I’m going to post about something that has been on my mind for some time. Perhaps it is not a good idea to be so out there with my thoughts, but well, here we go anyway.
This is about ‘the church’.
I recently read the book ‘Love Jesus, Hate Church’ that I heard about from Lindsey. Now before I go any further I AM NOT recommending this book. I found it to be full of one man’s bitterness and anger due to his lifetime experience in a specific denomination of the church.
The reason I found this to be such an eye opening, albeit off-putting book, was because it showed me how a man who loves the Lord can be so hurt by His people that he no longer wants to associate with them, and goes so far as to tell others that perhaps they should leave the church also. I find this terribly sad.
I think sometimes we humans get it so very wrong that we must surely grieve the Lord. Sometimes my very own church appears more like a country club than the hands and feet of the Almighty God. So often being part of the church detracts from growing as a Christian. How can this be? Where did we go so wrong?
Sometimes I look around and wonder when looking better than the person next to me became more important than loving them. When did wearing the right outfit to church become more the focus than preparing our hearts to hear God? When did my children’s behavior at church become more about my reputation as a parent than what is best for them?
This kind of attitude is so ever-present in church these days. Not only that, but the judgment we inflict on each other is awful. Why would I share what is really on my heart, why would I ask for prayer about an issue that is plaguing me when I know I’m going to get judgment behind the prayers.
Sometimes it seems to me that Church has become more about putting on a facade than being real. Looking better than we really are, acting better than we are, being someone different on Sunday than we are the rest of the week. And if you don’t play the game, well, you don’t fit in.
I’ll tell you all right now, my family does not fit in at our church and we haven’t for years, since we started there 6 years ago. We don’t play the game; we kinda stick out like a sore thumb. We have simply decided it is okay. Both D and I have a weekly bible study that is independent of any church. It is just make up of several friends who want to meet together to study God’s word.
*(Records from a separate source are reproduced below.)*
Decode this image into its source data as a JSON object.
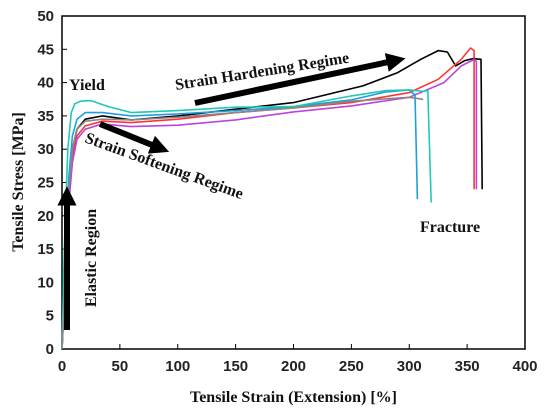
{
  "chart_data": {
    "type": "line",
    "xlabel": "Tensile Strain (Extension) [%]",
    "ylabel": "Tensile Stress [MPa]",
    "xlim": [
      0,
      400
    ],
    "ylim": [
      0,
      50
    ],
    "xticks": [
      "0",
      "50",
      "100",
      "150",
      "200",
      "250",
      "300",
      "350",
      "400"
    ],
    "yticks": [
      "0",
      "5",
      "10",
      "15",
      "20",
      "25",
      "30",
      "35",
      "40",
      "45",
      "50"
    ],
    "grid": false,
    "legend": "none",
    "series": [
      {
        "color": "#000000",
        "points": [
          [
            0,
            0
          ],
          [
            3,
            12
          ],
          [
            6,
            24
          ],
          [
            9,
            30
          ],
          [
            13,
            33
          ],
          [
            20,
            34.5
          ],
          [
            35,
            35
          ],
          [
            60,
            34.4
          ],
          [
            100,
            35
          ],
          [
            150,
            36
          ],
          [
            200,
            37
          ],
          [
            260,
            39.5
          ],
          [
            290,
            41.5
          ],
          [
            310,
            43.5
          ],
          [
            325,
            44.8
          ],
          [
            333,
            44.6
          ],
          [
            340,
            42.5
          ],
          [
            348,
            43.3
          ],
          [
            355,
            43.6
          ],
          [
            362,
            43.5
          ],
          [
            363,
            24
          ]
        ]
      },
      {
        "color": "#ff3333",
        "points": [
          [
            0,
            0
          ],
          [
            3,
            11
          ],
          [
            6,
            22
          ],
          [
            9,
            29
          ],
          [
            13,
            32
          ],
          [
            20,
            33.5
          ],
          [
            35,
            34.2
          ],
          [
            60,
            34
          ],
          [
            100,
            34.5
          ],
          [
            150,
            35.5
          ],
          [
            200,
            36.2
          ],
          [
            250,
            37
          ],
          [
            300,
            38.5
          ],
          [
            325,
            40.5
          ],
          [
            345,
            43.5
          ],
          [
            353,
            45.2
          ],
          [
            356,
            44.8
          ],
          [
            356,
            24
          ]
        ]
      },
      {
        "color": "#bb44dd",
        "points": [
          [
            0,
            0
          ],
          [
            3,
            11
          ],
          [
            6,
            22
          ],
          [
            9,
            28
          ],
          [
            13,
            31.5
          ],
          [
            20,
            33
          ],
          [
            35,
            33.8
          ],
          [
            60,
            33.4
          ],
          [
            100,
            33.6
          ],
          [
            150,
            34.4
          ],
          [
            200,
            35.6
          ],
          [
            250,
            36.5
          ],
          [
            300,
            37.8
          ],
          [
            330,
            40
          ],
          [
            345,
            42.5
          ],
          [
            355,
            43.4
          ],
          [
            358,
            43.2
          ],
          [
            358,
            24
          ]
        ]
      },
      {
        "color": "#1f9fe0",
        "points": [
          [
            0,
            0
          ],
          [
            3,
            13
          ],
          [
            6,
            26
          ],
          [
            9,
            32
          ],
          [
            13,
            34.5
          ],
          [
            20,
            35.5
          ],
          [
            35,
            35.5
          ],
          [
            60,
            35
          ],
          [
            100,
            35.3
          ],
          [
            150,
            35.8
          ],
          [
            200,
            36.4
          ],
          [
            250,
            37.4
          ],
          [
            280,
            38.6
          ],
          [
            300,
            38.9
          ],
          [
            303,
            38.4
          ],
          [
            305,
            38.2
          ],
          [
            307,
            22.5
          ]
        ]
      },
      {
        "color": "#20c9b4",
        "points": [
          [
            0,
            0
          ],
          [
            2,
            15
          ],
          [
            5,
            30
          ],
          [
            8,
            35.5
          ],
          [
            11,
            36.8
          ],
          [
            16,
            37.2
          ],
          [
            25,
            37.3
          ],
          [
            40,
            36.4
          ],
          [
            60,
            35.5
          ],
          [
            100,
            35.8
          ],
          [
            150,
            36.3
          ],
          [
            200,
            36.4
          ],
          [
            250,
            38
          ],
          [
            280,
            38.8
          ],
          [
            300,
            38.9
          ],
          [
            312,
            38.7
          ],
          [
            316,
            38.8
          ],
          [
            319,
            22
          ]
        ]
      },
      {
        "color": "#888888",
        "points": [
          [
            0,
            0
          ],
          [
            3,
            12
          ],
          [
            6,
            24
          ],
          [
            9,
            30
          ],
          [
            13,
            33
          ],
          [
            20,
            34.2
          ],
          [
            35,
            34.5
          ],
          [
            60,
            34.4
          ],
          [
            100,
            34.8
          ],
          [
            150,
            35.5
          ],
          [
            200,
            36.2
          ],
          [
            250,
            37.2
          ],
          [
            300,
            37.8
          ],
          [
            312,
            37.5
          ]
        ]
      }
    ],
    "annotations": [
      {
        "text": "Yield"
      },
      {
        "text": "Strain Hardening Regime"
      },
      {
        "text": "Strain Softening Regime"
      },
      {
        "text": "Elastic Region"
      },
      {
        "text": "Fracture"
      }
    ]
  }
}
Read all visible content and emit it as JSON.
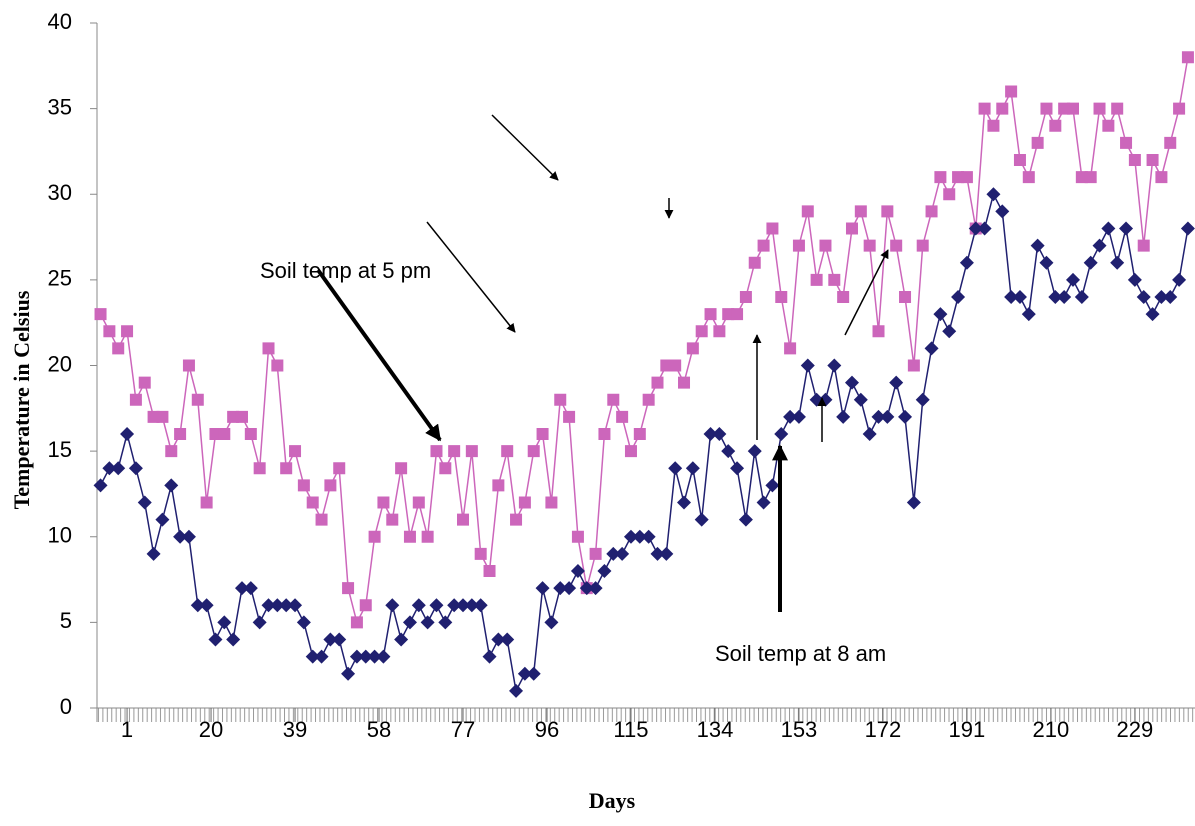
{
  "chart_data": {
    "type": "line",
    "x_label": "Days",
    "y_label": "Temperature in Celsius",
    "annotations": [
      "Soil temp at 5 pm",
      "Soil temp at 8 am"
    ],
    "x": [
      -5,
      -3,
      -1,
      1,
      3,
      5,
      7,
      9,
      11,
      13,
      15,
      17,
      19,
      21,
      23,
      25,
      27,
      29,
      31,
      33,
      35,
      37,
      39,
      41,
      43,
      45,
      47,
      49,
      51,
      53,
      55,
      57,
      59,
      61,
      63,
      65,
      67,
      69,
      71,
      73,
      75,
      77,
      79,
      81,
      83,
      85,
      87,
      89,
      91,
      93,
      95,
      97,
      99,
      101,
      103,
      105,
      107,
      109,
      111,
      113,
      115,
      117,
      119,
      121,
      123,
      125,
      127,
      129,
      131,
      133,
      135,
      137,
      139,
      141,
      143,
      145,
      147,
      149,
      151,
      153,
      155,
      157,
      159,
      161,
      163,
      165,
      167,
      169,
      171,
      173,
      175,
      177,
      179,
      181,
      183,
      185,
      187,
      189,
      191,
      193,
      195,
      197,
      199,
      201,
      203,
      205,
      207,
      209,
      211,
      213,
      215,
      217,
      219,
      221,
      223,
      225,
      227,
      229,
      231,
      233,
      235,
      237,
      239,
      241
    ],
    "series": [
      {
        "color": "#cc66bb",
        "marker": "square",
        "values": [
          23,
          22,
          21,
          22,
          18,
          19,
          17,
          17,
          15,
          16,
          20,
          18,
          12,
          16,
          16,
          17,
          17,
          16,
          14,
          21,
          20,
          14,
          15,
          13,
          12,
          11,
          13,
          14,
          7,
          5,
          6,
          10,
          12,
          11,
          14,
          10,
          12,
          10,
          15,
          14,
          15,
          11,
          15,
          9,
          8,
          13,
          15,
          11,
          12,
          15,
          16,
          12,
          18,
          17,
          10,
          7,
          9,
          16,
          18,
          17,
          15,
          16,
          18,
          19,
          20,
          20,
          19,
          21,
          22,
          23,
          22,
          23,
          23,
          24,
          26,
          27,
          28,
          24,
          21,
          27,
          29,
          25,
          27,
          25,
          24,
          28,
          29,
          27,
          22,
          29,
          27,
          24,
          20,
          27,
          29,
          31,
          30,
          31,
          31,
          28,
          35,
          34,
          35,
          36,
          32,
          31,
          33,
          35,
          34,
          35,
          35,
          31,
          31,
          35,
          34,
          35,
          33,
          32,
          27,
          32,
          31,
          33,
          35,
          38
        ]
      },
      {
        "color": "#202070",
        "marker": "diamond",
        "values": [
          13,
          14,
          14,
          16,
          14,
          12,
          9,
          11,
          13,
          10,
          10,
          6,
          6,
          4,
          5,
          4,
          7,
          7,
          5,
          6,
          6,
          6,
          6,
          5,
          3,
          3,
          4,
          4,
          2,
          3,
          3,
          3,
          3,
          6,
          4,
          5,
          6,
          5,
          6,
          5,
          6,
          6,
          6,
          6,
          3,
          4,
          4,
          1,
          2,
          2,
          7,
          5,
          7,
          7,
          8,
          7,
          7,
          8,
          9,
          9,
          10,
          10,
          10,
          9,
          9,
          14,
          12,
          14,
          11,
          16,
          16,
          15,
          14,
          11,
          15,
          12,
          13,
          16,
          17,
          17,
          20,
          18,
          18,
          20,
          17,
          19,
          18,
          16,
          17,
          17,
          19,
          17,
          12,
          18,
          21,
          23,
          22,
          24,
          26,
          28,
          28,
          30,
          29,
          24,
          24,
          23,
          27,
          26,
          24,
          24,
          25,
          24,
          26,
          27,
          28,
          26,
          28,
          25,
          24,
          23,
          24,
          24,
          25,
          28
        ]
      }
    ],
    "xlim": [
      -5.8,
      242.6
    ],
    "xticks": [
      1,
      20,
      39,
      58,
      77,
      96,
      115,
      134,
      153,
      172,
      191,
      210,
      229
    ],
    "ylim": [
      0,
      40
    ],
    "yticks": [
      0,
      5,
      10,
      15,
      20,
      25,
      30,
      35,
      40
    ]
  }
}
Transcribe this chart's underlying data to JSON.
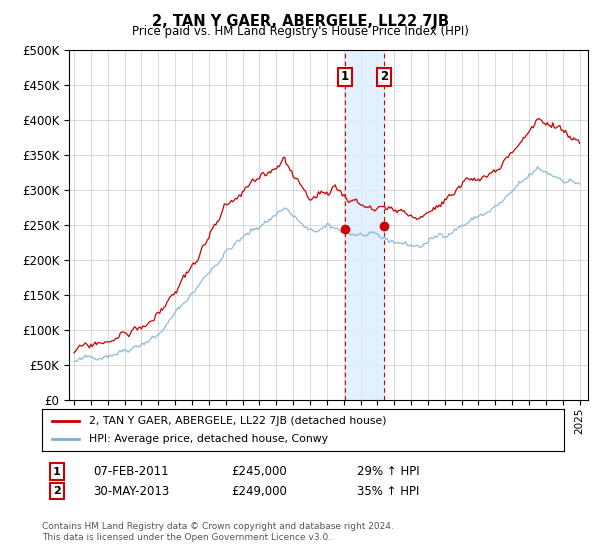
{
  "title": "2, TAN Y GAER, ABERGELE, LL22 7JB",
  "subtitle": "Price paid vs. HM Land Registry's House Price Index (HPI)",
  "yticks": [
    0,
    50000,
    100000,
    150000,
    200000,
    250000,
    300000,
    350000,
    400000,
    450000,
    500000
  ],
  "xlim_start": 1994.7,
  "xlim_end": 2025.5,
  "ylim": [
    0,
    500000
  ],
  "sale1_date": 2011.09,
  "sale1_price": 245000,
  "sale1_label": "1",
  "sale2_date": 2013.41,
  "sale2_price": 249000,
  "sale2_label": "2",
  "red_line_color": "#cc0000",
  "blue_line_color": "#7bafd4",
  "shade_color": "#ddeeff",
  "marker_color": "#cc0000",
  "vline_color": "#cc0000",
  "legend_label_red": "2, TAN Y GAER, ABERGELE, LL22 7JB (detached house)",
  "legend_label_blue": "HPI: Average price, detached house, Conwy",
  "footnote1": "Contains HM Land Registry data © Crown copyright and database right 2024.",
  "footnote2": "This data is licensed under the Open Government Licence v3.0.",
  "box_color": "#cc0000",
  "background_color": "#ffffff",
  "grid_color": "#cccccc"
}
These are the people who keep me sharp. These are the people who are real with me, people who I feel like I can be real with. These are the people who I feel would come along beside me and walk with me through hard times (THEY HAVE) and would gently lead me back if I lost my way. THIS is what the church was ment to be.
I am not really trying to solve any great dilemmas, or answer any age old questions. I am just announcing my sadness over what it sometimes appears the church has become. We don’t always look that different than the rest of the world.
So there are my Sunday ramblings…take it with a grain of salt. I think I have too much time on my hands to think on Sundays.